# Create the Silver Table (Transform Data)

- Import the functions needed to create columns, timestamps etc from pyspark

In [0]:
from pyspark.sql.functions import col, to_timestamp, coalesce, lit, to_date, round

- The Bronze and Silver paths to the tables

In [0]:
bronze_path = "workspace.default.bronze_global_mart_sales"
silver_path = "workspace.default.silver_global_mart_sales"

- Load Bronze Table (Raw data) using above path

In [0]:
df_bronze = spark.read.format("delta").table(bronze_path)

- Show first 10 rows of bronze table

In [0]:
%sql
SELECT *
FROM workspace.default.bronze_global_mart_sales
LIMIT 10;

- Count all rows and distinct ordernumber to get total number of actual orders

In [0]:
%sql
SELECT COUNT(DISTINCT ordernumber) AS total_orders,
  COUNT(*) AS total_rows
FROM workspace.default.bronze_global_mart_sales

- Look for any nulls in the bronze table

In [0]:
table = "workspace.default.bronze_global_mart_sales"
df = spark.table(table)

total_rows = df.count()

# Create tidy results: column | missing_count | missing_pct
results = []
for c in df.columns:
    missing_count = df.filter(df[c].isNull()).count()
    results.append((c, missing_count, round(missing_count/total_rows*100, 2)))

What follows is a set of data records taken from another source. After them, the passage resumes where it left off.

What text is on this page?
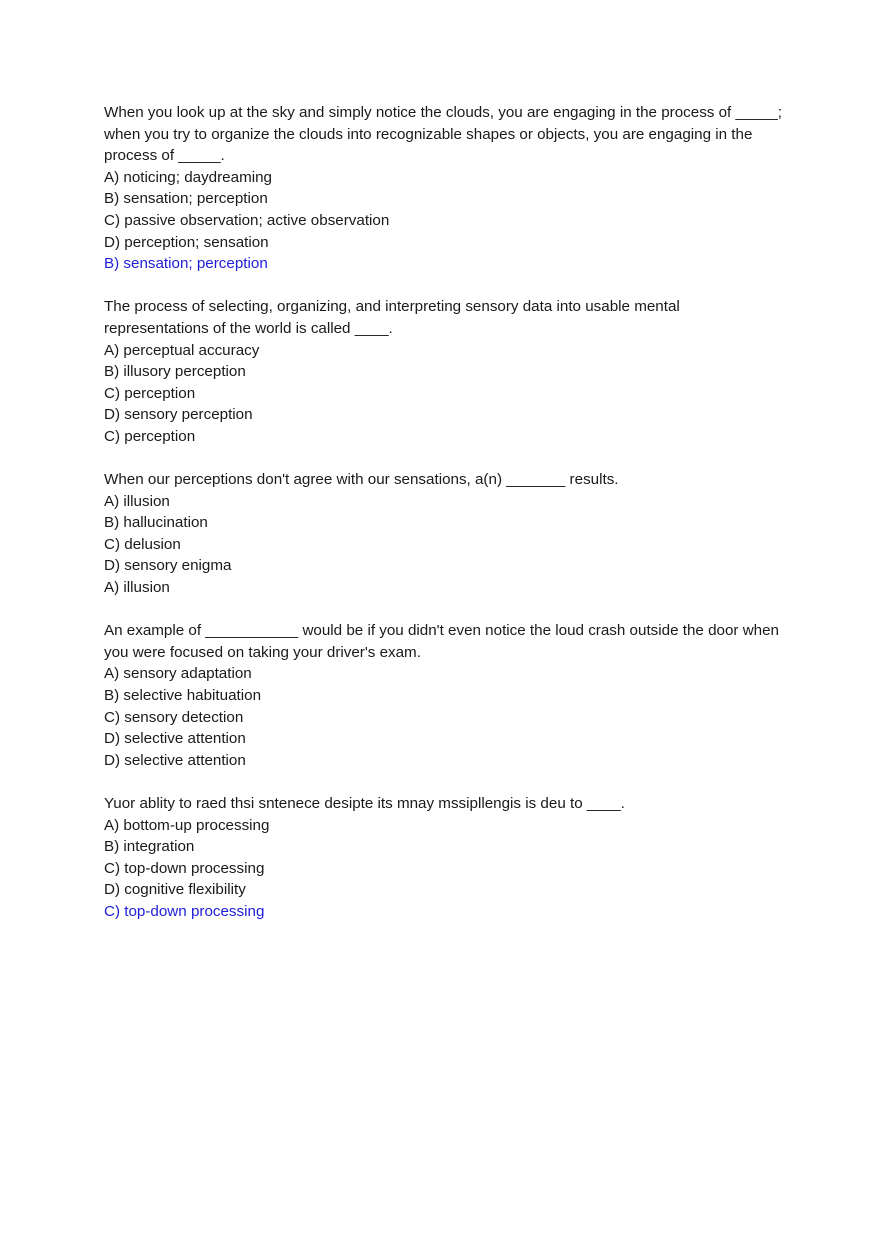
When you look up at the sky and simply notice the clouds, you are engaging in the process of _____; when you try to organize the clouds into recognizable shapes or objects, you are engaging in the process of _____.

A) noticing; daydreaming

B) sensation; perception

C) passive observation; active observation

D) perception; sensation

B) sensation; perception

The process of selecting, organizing, and interpreting sensory data into usable mental representations of the world is called ____.

A) perceptual accuracy

B) illusory perception

C) perception

D) sensory perception

C) perception

When our perceptions don't agree with our sensations, a(n) _______ results.

A) illusion

B) hallucination

C) delusion

D) sensory enigma

A) illusion

An example of ___________ would be if you didn't even notice the loud crash outside the door when you were focused on taking your driver's exam.

A) sensory adaptation

B) selective habituation

C) sensory detection

D) selective attention

D) selective attention

Yuor ablity to raed thsi sntenece desipte its mnay mssipllengis is deu to ____.

A) bottom-up processing

B) integration

C) top-down processing

D) cognitive flexibility

C) top-down processing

# Convert to Spark DataFrame so it looks nice in Databricks
result_df = spark.createDataFrame(results, ["column_name", "missing_count", "missing_pct"])
display(result_df)

- change all column names to lower case for consistency
- replace nulls in state & addressline2 with unknown
- replace null postalcodes with N/A
- fix order date to be in date format and not string


In [0]:

df_silver = df_bronze.toDF(*[c.lower() for c in df_bronze.columns]) \
    .withColumn("state", coalesce(col("state"), lit("Unknown"))) \
    .withColumn("addressline2", coalesce(col("addressline2"), lit("Unknown"))) \
    .withColumn("postalcode", coalesce(col("postalcode"), lit("N/A"))) \
    .withColumn("orderdate", to_date(col("orderdate"), "M/d/yyyy H:mm"))

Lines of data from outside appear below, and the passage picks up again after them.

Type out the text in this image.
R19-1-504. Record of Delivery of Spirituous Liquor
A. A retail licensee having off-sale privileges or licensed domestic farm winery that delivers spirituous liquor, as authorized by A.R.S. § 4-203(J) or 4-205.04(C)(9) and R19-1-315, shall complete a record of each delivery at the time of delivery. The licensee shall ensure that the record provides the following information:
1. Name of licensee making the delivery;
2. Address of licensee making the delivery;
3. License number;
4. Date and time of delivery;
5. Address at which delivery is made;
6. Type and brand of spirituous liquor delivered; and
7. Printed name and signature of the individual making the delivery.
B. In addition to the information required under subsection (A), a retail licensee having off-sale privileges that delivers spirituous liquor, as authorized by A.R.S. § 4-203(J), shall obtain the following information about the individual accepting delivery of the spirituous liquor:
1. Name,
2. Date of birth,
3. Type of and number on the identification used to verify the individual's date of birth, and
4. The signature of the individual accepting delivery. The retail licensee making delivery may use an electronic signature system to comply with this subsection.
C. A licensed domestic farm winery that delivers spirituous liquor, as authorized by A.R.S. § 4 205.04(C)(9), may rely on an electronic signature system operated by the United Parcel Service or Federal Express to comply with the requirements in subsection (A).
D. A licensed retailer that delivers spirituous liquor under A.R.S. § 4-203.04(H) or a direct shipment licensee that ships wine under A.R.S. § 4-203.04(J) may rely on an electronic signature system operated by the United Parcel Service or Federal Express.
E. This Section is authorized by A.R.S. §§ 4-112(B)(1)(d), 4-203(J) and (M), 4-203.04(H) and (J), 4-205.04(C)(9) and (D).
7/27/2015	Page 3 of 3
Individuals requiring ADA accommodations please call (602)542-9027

- Print schema to check data types for each column

In [0]:
df_silver.printSchema()


- Check for duplicates using python


In [0]:
duplicates = df_silver.groupBy(df_silver.columns)\
    .count()\
    .filter("count > 1")

display(duplicates)

- Check distinct customers for anything that looks odd or out of place, for example customer names in lower case, therefore essentailly creating a new customer

In [0]:
%sql
SELECT DISTINCT customername
FROM workspace.default.bronze_global_mart_sales
ORDER BY customername;

- The total amount in the sales column doesnt balance back to price* quantity ordered, added new column called "calculated_sales_total" to calculate correct amount

In [0]:
df_silver = df_silver.withColumn(
    "calculated_sales_total",
    round(col("priceeach") * col("quantityordered"),2)
)

In [0]:
df_silver.display()

- Select only the columns needed for Gold Aggregation table


In [0]:

df_silver = df_silver.select("ordernumber", "quantityordered", "priceeach", "calculated_sales_total", "orderdate", "qtr_id", "month_id", "year_id", "productline", "msrp", "productcode", "customername", "city", "country", "dealsize")


- Write the adjusted table to Silver Path

In [0]:
df_silver.write.format("delta").mode("overwrite").saveAsTable(silver_path)

- check new table has correct rows

In [0]:
df_silver.display()